Posteriormente, a investigação apontou que não foram encontradas drogas na operação e que algumas vítimas teriam sido executadas após já estarem feridas. Um dos mortos apresentava 51 perfurações por disparos, segundo a Fiscalía. 

Para críticos da norma, o problema não está apenas no texto legal isoladamente, mas no contexto político em que ele surge. O Congresso vem aprovando sucessivas medidas que reduzem o alcance de órgãos de controle, confrontam o Ministério Público e ampliam a proteção institucional de setores ligados às forças armadas e policiais. 

Na prática, os críticos argumentam que a lei pode produzir três efeitos: 

  • Reforçar o foro militar-policial em casos envolvendo agentes de segurança; 
  • Dificultar investigações independentes sobre violações de direitos humanos; 
  • Aumentar a percepção de impunidade em operações que resultem em mortes de civis. 

O caso Colcabamba levou à prisão preventiva de militares envolvidos na ação e provocou forte desgaste para as Forças Armadas. Nesse contexto, organizações de direitos humanos enxergam com preocupação a aprovação de novas garantias institucionais para agentes de segurança. 
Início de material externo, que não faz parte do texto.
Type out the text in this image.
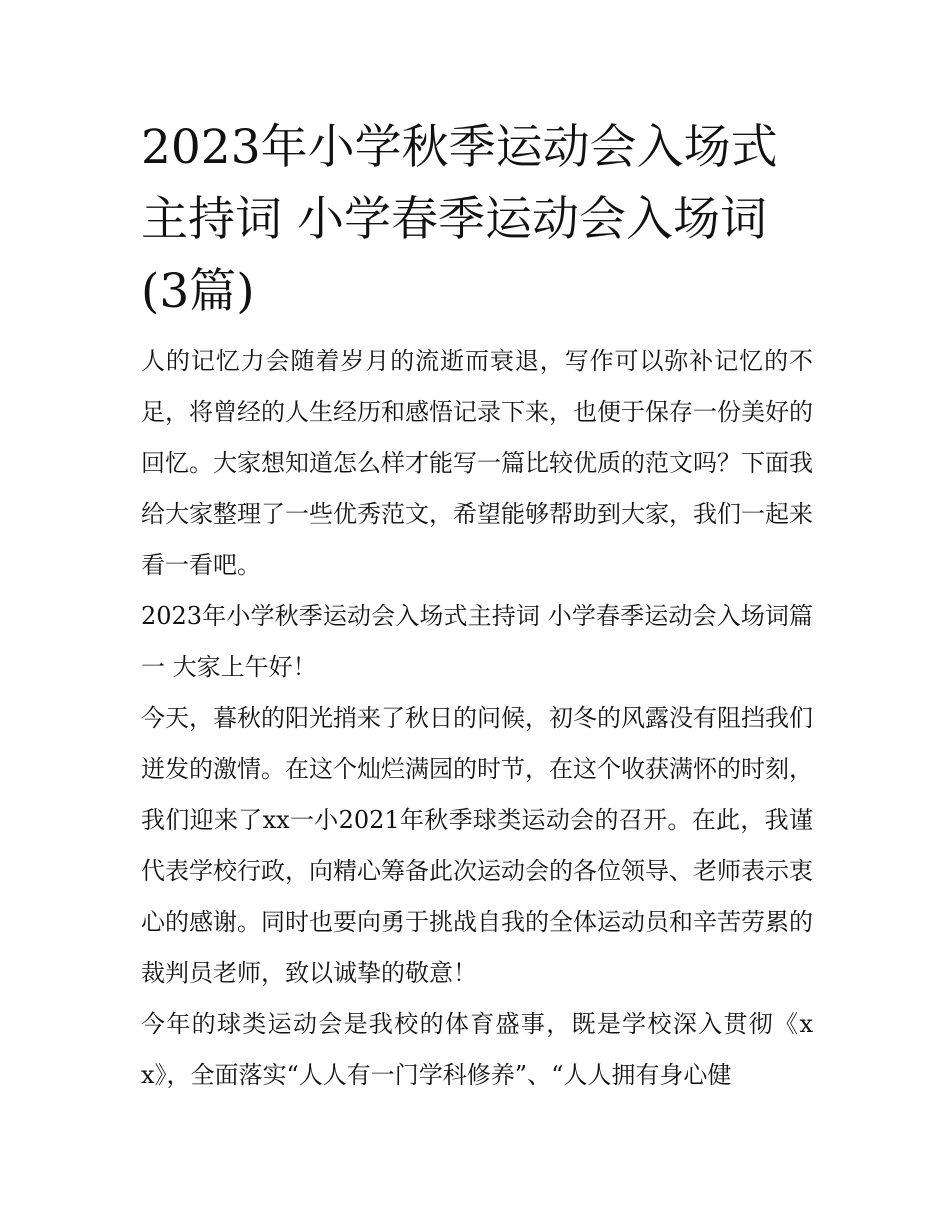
2023年小学秋季运动会入场式主持词 小学春季运动会入场词(3篇)

人的记忆力会随着岁月的流逝而衰退，写作可以弥补记忆的不足，将曾经的人生经历和感悟记录下来，也便于保存一份美好的回忆。大家想知道怎么样才能写一篇比较优质的范文吗？下面我给大家整理了一些优秀范文，希望能够帮助到大家，我们一起来看一看吧。

2023年小学秋季运动会入场式主持词 小学春季运动会入场词篇一 大家上午好！

今天，暮秋的阳光捎来了秋日的问候，初冬的风露没有阻挡我们迸发的激情。在这个灿烂满园的时节，在这个收获满怀的时刻，我们迎来了xx一小2021年秋季球类运动会的召开。在此，我谨代表学校行政，向精心筹备此次运动会的各位领导、老师表示衷心的感谢。同时也要向勇于挑战自我的全体运动员和辛苦劳累的裁判员老师，致以诚挚的敬意！

今年的球类运动会是我校的体育盛事，既是学校深入贯彻《xx》，全面落实“人人有一门学科修养”、“人人拥有身心健
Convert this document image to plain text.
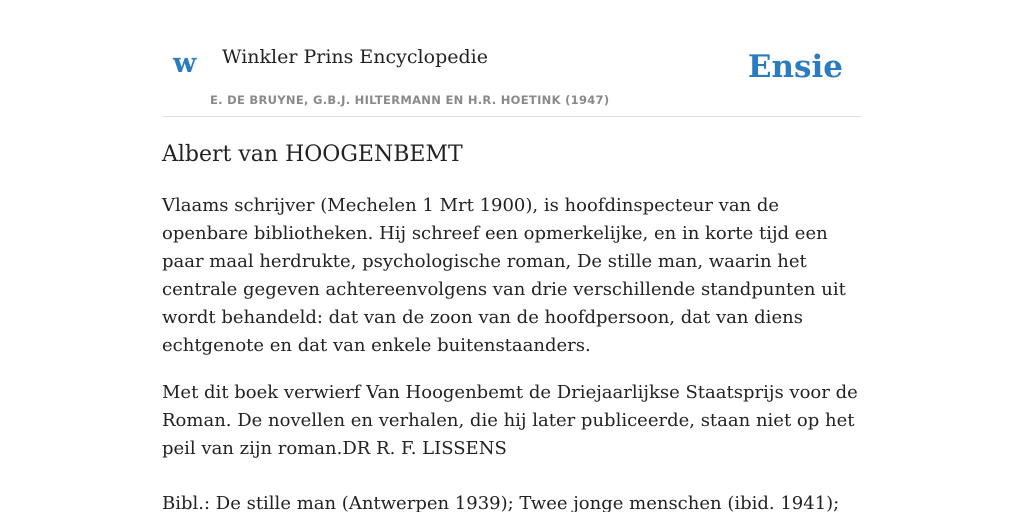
w Winkler Prins Encyclopedie
E. DE BRUYNE, G.B.J. HILTERMANN EN H.R. HOETINK (1947)
Ensie
Albert van HOOGENBEMT

Vlaams schrijver (Mechelen 1 Mrt 1900), is hoofdinspecteur van de openbare bibliotheken. Hij schreef een opmerkelijke, en in korte tijd een paar maal herdrukte, psychologische roman, De stille man, waarin het centrale gegeven achtereenvolgens van drie verschillende standpunten uit wordt behandeld: dat van de zoon van de hoofdpersoon, dat van diens echtgenote en dat van enkele buitenstaanders.

Met dit boek verwierf Van Hoogenbemt de Driejaarlijkse Staatsprijs voor de Roman. De novellen en verhalen, die hij later publiceerde, staan niet op het peil van zijn roman.DR R. F. LISSENS

Bibl.: De stille man (Antwerpen 1939); Twee jonge menschen (ibid. 1941);
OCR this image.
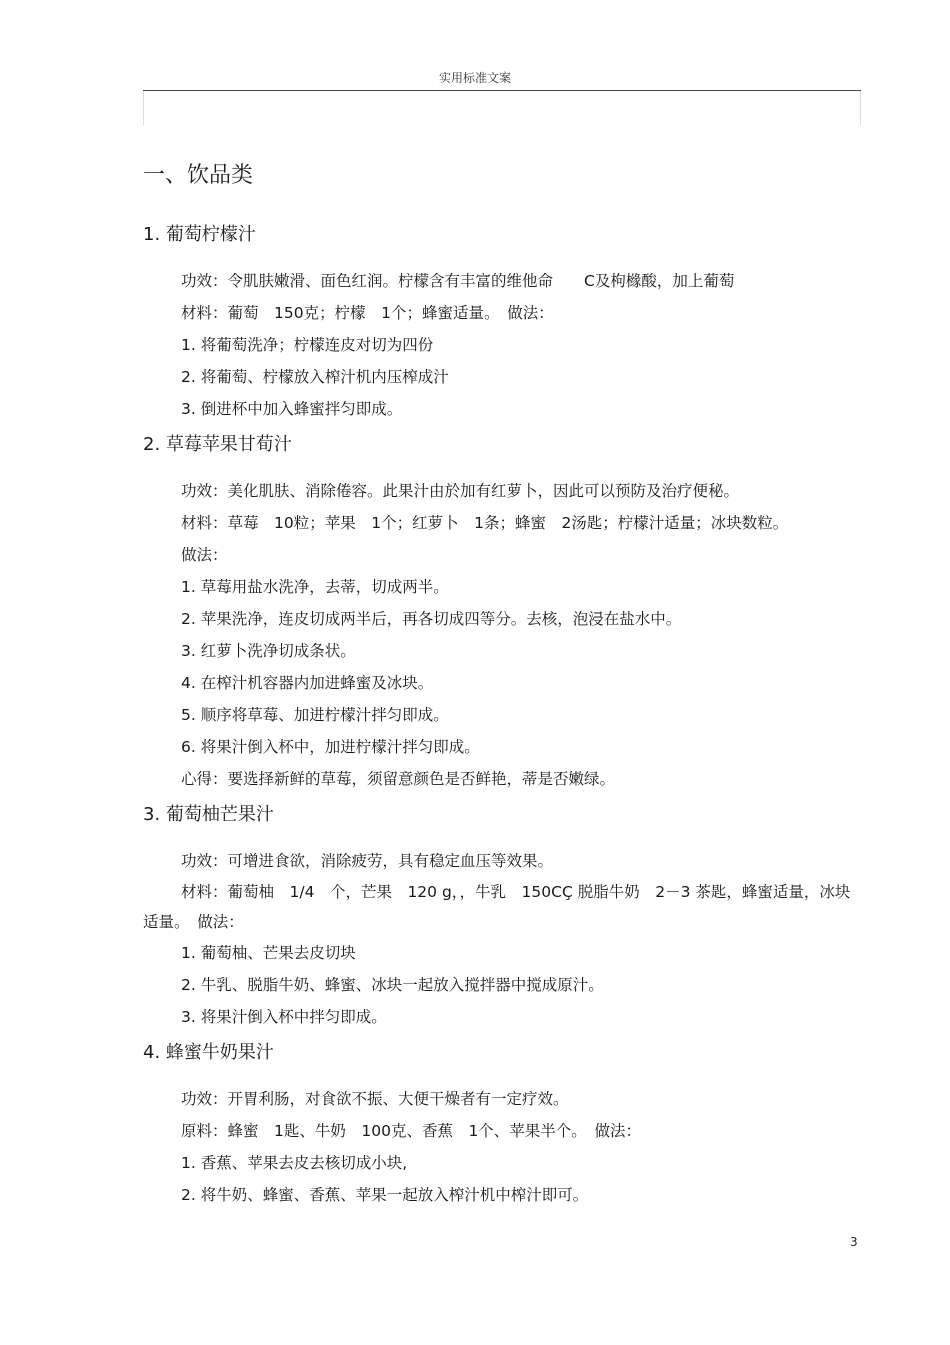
实用标准文案
一、饮品类
1. 葡萄柠檬汁
功效：令肌肤嫩滑、面色红润。柠檬含有丰富的维他命　　C及枸橼酸，加上葡萄
材料：葡萄　150克；柠檬　1个；蜂蜜适量。　做法：
1. 将葡萄洗净；柠檬连皮对切为四份
2. 将葡萄、柠檬放入榨汁机内压榨成汁
3. 倒进杯中加入蜂蜜拌匀即成。
2. 草莓苹果甘荀汁
功效：美化肌肤、消除倦容。此果汁由於加有红萝卜，因此可以预防及治疗便秘。
材料：草莓　10粒；苹果　1个；红萝卜　1条；蜂蜜　2汤匙；柠檬汁适量；冰块数粒。
做法：
1. 草莓用盐水洗净，去蒂，切成两半。
2. 苹果洗净，连皮切成两半后，再各切成四等分。去核，泡浸在盐水中。
3. 红萝卜洗净切成条状。
4. 在榨汁机容器内加进蜂蜜及冰块。
5. 顺序将草莓、加进柠檬汁拌匀即成。
6. 将果汁倒入杯中，加进柠檬汁拌匀即成。
心得：要选择新鲜的草莓，须留意颜色是否鲜艳，蒂是否嫩绿。
3. 葡萄柚芒果汁
功效：可增进食欲，消除疲劳，具有稳定血压等效果。
材料：葡萄柚　1/4　个，芒果　120 g，，牛乳　150CÇ 脱脂牛奶　2－3 茶匙，蜂蜜适量，冰块适量。　做法：
1. 葡萄柚、芒果去皮切块
2. 牛乳、脱脂牛奶、蜂蜜、冰块一起放入搅拌器中搅成原汁。
3. 将果汁倒入杯中拌匀即成。
4. 蜂蜜牛奶果汁
功效：开胃利肠，对食欲不振、大便干燥者有一定疗效。
原料：蜂蜜　1匙、牛奶　100克、香蕉　1个、苹果半个。　做法：
1. 香蕉、苹果去皮去核切成小块,
2. 将牛奶、蜂蜜、香蕉、苹果一起放入榨汁机中榨汁即可。
3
Pressão sobre Ministério Público e imprensa 

As preocupações democráticas não se limitam à área de segurança. 

Nos últimos dias, o Congresso aprovou relatórios destinados a impulsionar denúncias contra figuras centrais das investigações anticorrupção no país, entre elas os procuradores Rafael Vela e José Domingo Pérez, além do jornalista Gustavo Gorriti, referência internacional em jornalismo investigativo. 

Paralelamente, outra legislação aprovada pelo Parlamento é apontada por críticos como uma tentativa de enfraquecer a procuradora-geral Delia Espinoza por meio de mudanças institucionais que alteram critérios de representação profissional. 

A ofensiva coincide com um ambiente cada vez mais hostil para a imprensa. 

Em Arequipa, a residência do jornalista Julio Aquise foi alvo de explosivos após denúncias envolvendo supostos atos de corrupção policial. Poucos dias antes, o tradicional jornal La Industria, um dos mais antigos do Peru, anunciou o encerramento de sua circulação após mais de 130 anos de existência. 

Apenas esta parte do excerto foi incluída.